Enac, condannata a risarcire gli abitanti di Segrate

Maxi risarcimento per le notti insonni e le crisi d’ansia, lo stress accumulato negli anni, ma anche — in un paio di casi — per spese materiali come vetri antirumore, climatizzatori, serramenti nuovi. Dopo anni i residenti di Redecesio, il quartiere di Segrate su cui vola il 90 per cento degli aerei di Linate, hanno vinto la loro prima battaglia.

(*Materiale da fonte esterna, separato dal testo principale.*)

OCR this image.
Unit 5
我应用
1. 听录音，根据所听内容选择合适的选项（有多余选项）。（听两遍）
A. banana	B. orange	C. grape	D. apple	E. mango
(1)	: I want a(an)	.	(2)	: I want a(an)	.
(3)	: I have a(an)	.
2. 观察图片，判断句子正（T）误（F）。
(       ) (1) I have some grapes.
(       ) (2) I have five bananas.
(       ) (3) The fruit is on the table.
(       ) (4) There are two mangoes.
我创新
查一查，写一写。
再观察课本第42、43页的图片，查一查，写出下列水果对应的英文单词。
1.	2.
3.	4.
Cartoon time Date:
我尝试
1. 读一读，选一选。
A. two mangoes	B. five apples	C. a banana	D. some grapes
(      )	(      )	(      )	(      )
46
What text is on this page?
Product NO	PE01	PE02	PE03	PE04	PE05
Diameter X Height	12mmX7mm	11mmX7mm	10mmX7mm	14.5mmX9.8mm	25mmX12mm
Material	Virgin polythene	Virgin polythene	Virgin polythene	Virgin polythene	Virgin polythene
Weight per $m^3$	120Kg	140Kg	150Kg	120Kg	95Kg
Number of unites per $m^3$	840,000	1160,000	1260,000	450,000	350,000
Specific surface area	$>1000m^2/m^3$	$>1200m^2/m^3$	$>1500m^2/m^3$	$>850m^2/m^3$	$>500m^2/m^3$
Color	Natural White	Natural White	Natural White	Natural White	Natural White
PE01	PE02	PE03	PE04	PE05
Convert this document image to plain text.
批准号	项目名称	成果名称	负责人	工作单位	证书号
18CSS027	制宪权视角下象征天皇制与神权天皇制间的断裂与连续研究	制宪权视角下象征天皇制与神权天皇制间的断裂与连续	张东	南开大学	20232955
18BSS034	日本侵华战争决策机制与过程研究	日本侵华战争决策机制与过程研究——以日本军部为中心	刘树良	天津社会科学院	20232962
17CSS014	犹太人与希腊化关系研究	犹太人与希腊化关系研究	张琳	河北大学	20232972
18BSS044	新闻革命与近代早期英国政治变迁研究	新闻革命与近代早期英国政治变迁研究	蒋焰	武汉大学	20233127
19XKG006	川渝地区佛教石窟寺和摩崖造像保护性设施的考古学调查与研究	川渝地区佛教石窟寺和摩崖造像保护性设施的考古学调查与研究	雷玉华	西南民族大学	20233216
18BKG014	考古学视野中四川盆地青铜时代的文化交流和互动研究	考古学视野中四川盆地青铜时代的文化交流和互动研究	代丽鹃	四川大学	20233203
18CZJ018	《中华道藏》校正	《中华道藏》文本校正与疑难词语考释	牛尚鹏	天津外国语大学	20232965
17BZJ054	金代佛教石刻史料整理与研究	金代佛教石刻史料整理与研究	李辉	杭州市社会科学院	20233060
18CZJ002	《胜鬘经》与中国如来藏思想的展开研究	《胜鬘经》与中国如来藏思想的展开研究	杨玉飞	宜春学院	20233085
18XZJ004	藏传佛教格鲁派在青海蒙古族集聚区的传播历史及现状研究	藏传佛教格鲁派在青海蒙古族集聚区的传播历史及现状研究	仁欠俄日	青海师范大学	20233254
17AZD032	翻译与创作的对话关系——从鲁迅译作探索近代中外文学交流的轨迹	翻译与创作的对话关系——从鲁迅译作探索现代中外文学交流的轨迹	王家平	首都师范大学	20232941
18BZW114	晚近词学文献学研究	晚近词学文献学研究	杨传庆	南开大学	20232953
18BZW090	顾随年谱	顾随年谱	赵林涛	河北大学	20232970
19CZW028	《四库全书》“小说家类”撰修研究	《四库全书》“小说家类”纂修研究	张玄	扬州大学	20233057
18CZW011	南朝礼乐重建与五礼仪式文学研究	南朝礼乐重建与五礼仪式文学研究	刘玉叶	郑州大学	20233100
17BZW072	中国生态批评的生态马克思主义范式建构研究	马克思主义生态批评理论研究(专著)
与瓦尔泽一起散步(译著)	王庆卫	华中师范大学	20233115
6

Il giudice della prima sezione del tribunale civile Maria Luisa Padova ha condannato Enac, ministero dei Trasporti e Sea (la società che gestisce Linate e Malpensa) a risarcire i cittadini che hanno fatto causa contro i livelli di rumore. Viene dichiarata “accertata la lesione dell’integrità psicofisica degli attori” e riconosciuto il “danno non patrimoniale” ai 27 cittadini che hanno documentato con cartelle cliniche e diagnosi mediche lo stress e le crisi d’ansia, mentre a due famiglie verranno liquidate anche le spese per serramenti e climatizzatori. Ma sono i danni alla salute a far impennare l’entità del risarcimento, stabiliti dal giudice — in base all’età dei ricorrenti e ai danni alla salute — da un minimo di 14mila euro fino a un massimo di 40 mila. Con un totale pesante, pari a 751 mila.